Dengan melihat karakteristik budaya laut dan darat, penting bagi Indonesia untuk mengubah cara pandang terhadap identitasnya sebagai negara kepulauan. Istilah “negara kepulauan” berorientasi pada darat, sedangkan 70% wilayah Indonesia adalah laut. Oleh karena itu, Indonesia lebih tepat disebut sebagai “negara lautan yang dihiasi pulau-pulau.” Perspektif ini menempatkan laut sebagai elemen sentral dalam kehidupan bangsa, bukan hanya sebagai batas geografis, tetapi juga sebagai sumber inspirasi budaya dan politik.
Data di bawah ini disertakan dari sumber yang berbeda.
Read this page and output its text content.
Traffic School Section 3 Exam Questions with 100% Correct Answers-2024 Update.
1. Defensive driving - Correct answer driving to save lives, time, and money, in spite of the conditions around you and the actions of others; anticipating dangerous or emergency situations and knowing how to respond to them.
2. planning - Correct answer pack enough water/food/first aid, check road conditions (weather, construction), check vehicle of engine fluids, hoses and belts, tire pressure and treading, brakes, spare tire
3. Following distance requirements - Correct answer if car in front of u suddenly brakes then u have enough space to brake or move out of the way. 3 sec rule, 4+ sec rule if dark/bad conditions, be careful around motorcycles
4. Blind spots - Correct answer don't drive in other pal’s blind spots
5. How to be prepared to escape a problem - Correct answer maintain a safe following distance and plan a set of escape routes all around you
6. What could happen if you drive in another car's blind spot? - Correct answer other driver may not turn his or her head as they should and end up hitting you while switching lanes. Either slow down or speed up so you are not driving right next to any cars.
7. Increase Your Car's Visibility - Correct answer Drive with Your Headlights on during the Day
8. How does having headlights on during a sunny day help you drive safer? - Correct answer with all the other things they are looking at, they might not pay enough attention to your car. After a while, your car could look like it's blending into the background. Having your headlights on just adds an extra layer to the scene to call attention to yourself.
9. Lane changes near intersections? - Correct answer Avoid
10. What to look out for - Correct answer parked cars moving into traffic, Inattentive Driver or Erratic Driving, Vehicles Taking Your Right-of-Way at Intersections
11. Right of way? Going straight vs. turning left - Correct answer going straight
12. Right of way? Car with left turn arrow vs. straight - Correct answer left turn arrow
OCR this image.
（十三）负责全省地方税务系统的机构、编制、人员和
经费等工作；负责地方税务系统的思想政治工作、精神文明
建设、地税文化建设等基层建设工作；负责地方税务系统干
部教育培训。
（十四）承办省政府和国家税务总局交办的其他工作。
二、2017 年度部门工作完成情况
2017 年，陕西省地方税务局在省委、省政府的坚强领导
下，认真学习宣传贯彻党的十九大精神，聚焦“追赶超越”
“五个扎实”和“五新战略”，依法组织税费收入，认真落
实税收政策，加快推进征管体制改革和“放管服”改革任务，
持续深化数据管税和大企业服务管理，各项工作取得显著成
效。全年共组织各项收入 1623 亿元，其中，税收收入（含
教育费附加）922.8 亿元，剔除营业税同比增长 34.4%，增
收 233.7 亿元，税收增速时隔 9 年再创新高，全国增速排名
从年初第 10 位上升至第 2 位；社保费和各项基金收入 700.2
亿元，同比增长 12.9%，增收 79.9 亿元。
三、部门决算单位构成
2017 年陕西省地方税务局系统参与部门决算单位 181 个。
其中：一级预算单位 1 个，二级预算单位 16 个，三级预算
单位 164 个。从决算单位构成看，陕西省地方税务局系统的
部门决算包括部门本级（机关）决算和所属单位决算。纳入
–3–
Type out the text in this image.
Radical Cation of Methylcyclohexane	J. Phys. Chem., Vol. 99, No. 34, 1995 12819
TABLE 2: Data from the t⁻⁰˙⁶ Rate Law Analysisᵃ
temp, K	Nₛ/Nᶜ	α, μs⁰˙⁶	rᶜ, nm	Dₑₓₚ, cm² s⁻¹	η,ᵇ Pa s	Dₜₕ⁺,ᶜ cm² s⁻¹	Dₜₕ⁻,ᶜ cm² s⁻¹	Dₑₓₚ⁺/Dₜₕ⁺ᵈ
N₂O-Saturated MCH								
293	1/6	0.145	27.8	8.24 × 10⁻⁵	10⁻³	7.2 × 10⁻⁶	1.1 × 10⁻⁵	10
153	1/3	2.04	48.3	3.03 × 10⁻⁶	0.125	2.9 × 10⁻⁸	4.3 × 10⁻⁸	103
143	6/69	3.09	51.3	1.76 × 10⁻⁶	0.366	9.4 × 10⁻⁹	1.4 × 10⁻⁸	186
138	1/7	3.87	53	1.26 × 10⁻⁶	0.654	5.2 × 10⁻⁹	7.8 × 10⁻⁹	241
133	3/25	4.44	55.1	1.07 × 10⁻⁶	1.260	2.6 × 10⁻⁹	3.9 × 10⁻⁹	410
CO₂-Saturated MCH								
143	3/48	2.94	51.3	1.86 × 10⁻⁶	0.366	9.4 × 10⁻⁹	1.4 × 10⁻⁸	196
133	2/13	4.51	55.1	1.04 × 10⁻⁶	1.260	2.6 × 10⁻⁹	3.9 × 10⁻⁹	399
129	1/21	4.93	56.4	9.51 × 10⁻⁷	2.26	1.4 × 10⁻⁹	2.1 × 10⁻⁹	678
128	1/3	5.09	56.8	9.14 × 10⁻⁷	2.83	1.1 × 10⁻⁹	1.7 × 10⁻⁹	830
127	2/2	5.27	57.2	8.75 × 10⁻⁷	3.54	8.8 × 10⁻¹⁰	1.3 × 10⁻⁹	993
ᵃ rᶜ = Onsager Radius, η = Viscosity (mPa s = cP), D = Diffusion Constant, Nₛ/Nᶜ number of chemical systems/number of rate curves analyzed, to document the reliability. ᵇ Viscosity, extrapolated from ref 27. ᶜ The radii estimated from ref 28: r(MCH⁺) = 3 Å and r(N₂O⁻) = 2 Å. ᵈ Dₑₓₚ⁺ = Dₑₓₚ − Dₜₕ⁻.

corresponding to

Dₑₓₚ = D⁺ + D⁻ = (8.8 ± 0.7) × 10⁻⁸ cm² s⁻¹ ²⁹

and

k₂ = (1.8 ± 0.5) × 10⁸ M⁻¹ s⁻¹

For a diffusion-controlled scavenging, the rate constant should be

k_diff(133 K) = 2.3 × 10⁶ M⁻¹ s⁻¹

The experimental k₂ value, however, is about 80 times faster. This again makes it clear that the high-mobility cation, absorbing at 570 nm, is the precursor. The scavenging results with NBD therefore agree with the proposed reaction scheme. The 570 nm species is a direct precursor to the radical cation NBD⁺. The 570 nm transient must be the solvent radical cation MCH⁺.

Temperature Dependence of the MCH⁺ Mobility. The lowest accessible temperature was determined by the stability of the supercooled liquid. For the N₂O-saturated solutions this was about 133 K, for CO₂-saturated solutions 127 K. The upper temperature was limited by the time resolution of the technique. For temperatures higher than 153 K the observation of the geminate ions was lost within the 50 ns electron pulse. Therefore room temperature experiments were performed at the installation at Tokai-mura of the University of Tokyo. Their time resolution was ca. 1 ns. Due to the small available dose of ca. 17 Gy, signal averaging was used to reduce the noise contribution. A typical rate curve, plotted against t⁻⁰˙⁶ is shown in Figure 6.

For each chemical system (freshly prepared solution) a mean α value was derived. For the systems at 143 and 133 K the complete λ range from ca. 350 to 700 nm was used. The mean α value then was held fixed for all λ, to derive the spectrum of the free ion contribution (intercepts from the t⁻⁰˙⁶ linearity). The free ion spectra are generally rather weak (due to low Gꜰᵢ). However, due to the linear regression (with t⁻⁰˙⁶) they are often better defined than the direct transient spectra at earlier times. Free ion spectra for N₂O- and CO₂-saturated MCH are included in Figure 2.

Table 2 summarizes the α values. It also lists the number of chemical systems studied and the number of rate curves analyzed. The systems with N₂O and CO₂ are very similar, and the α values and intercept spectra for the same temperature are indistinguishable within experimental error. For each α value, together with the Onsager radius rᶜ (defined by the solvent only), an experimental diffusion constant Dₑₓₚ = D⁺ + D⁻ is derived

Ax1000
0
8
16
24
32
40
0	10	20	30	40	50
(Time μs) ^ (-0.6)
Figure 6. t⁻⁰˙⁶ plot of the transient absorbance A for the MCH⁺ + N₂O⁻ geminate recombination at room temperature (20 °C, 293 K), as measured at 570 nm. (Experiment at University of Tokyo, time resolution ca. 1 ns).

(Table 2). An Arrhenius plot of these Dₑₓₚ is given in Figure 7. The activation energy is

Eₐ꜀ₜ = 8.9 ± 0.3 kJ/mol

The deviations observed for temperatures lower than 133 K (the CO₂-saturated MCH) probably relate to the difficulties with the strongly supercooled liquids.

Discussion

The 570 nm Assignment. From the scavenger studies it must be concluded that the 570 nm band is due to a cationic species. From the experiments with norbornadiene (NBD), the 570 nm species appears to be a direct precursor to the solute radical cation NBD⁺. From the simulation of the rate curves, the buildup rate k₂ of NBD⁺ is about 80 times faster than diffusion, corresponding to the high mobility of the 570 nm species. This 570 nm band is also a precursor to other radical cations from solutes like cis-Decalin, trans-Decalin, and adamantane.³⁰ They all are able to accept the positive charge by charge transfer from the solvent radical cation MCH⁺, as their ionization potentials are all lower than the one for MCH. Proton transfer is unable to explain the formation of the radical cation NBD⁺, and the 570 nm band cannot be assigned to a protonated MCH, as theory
Kebudayaan pesisir dan pedalaman, serta perbedaan antara kebudayaan besar dan kecil, adalah cerminan dari kompleksitas masyarakat Indonesia. Dengan memahami dinamika ini, kita dapat melihat bagaimana kekayaan budaya Indonesia dapat menjadi kekuatan dalam menghadapi tantangan modern. Perpaduan nilai-nilai dari budaya laut dan darat, serta adaptasi terhadap konteks global, dapat menjadi dasar untuk menciptakan politik yang lebih inklusif, dinamis, dan berkeadilan. Perspektif baru ini, dengan menempatkan laut sebagai pusat, juga memberikan pijakan yang kuat bagi Indonesia untuk membangun identitas nasional yang lebih kuat.

Bagaimana Kerja-Kerja Kesusastraan dalam Konteks Pesisir dan Darat?

Kerja-kerja kesusastraan erat kaitannya dengan budaya, keduanya tidak dapat dilepaskan. Contoh dalam konteks kelautan (maritim) banyak karya sastra yang mengangkat kelautan sebagai realitas, identitas, bahkan sebagai politik. Novel Arus Balik karya Pramoedya Ananta Toer misalnya.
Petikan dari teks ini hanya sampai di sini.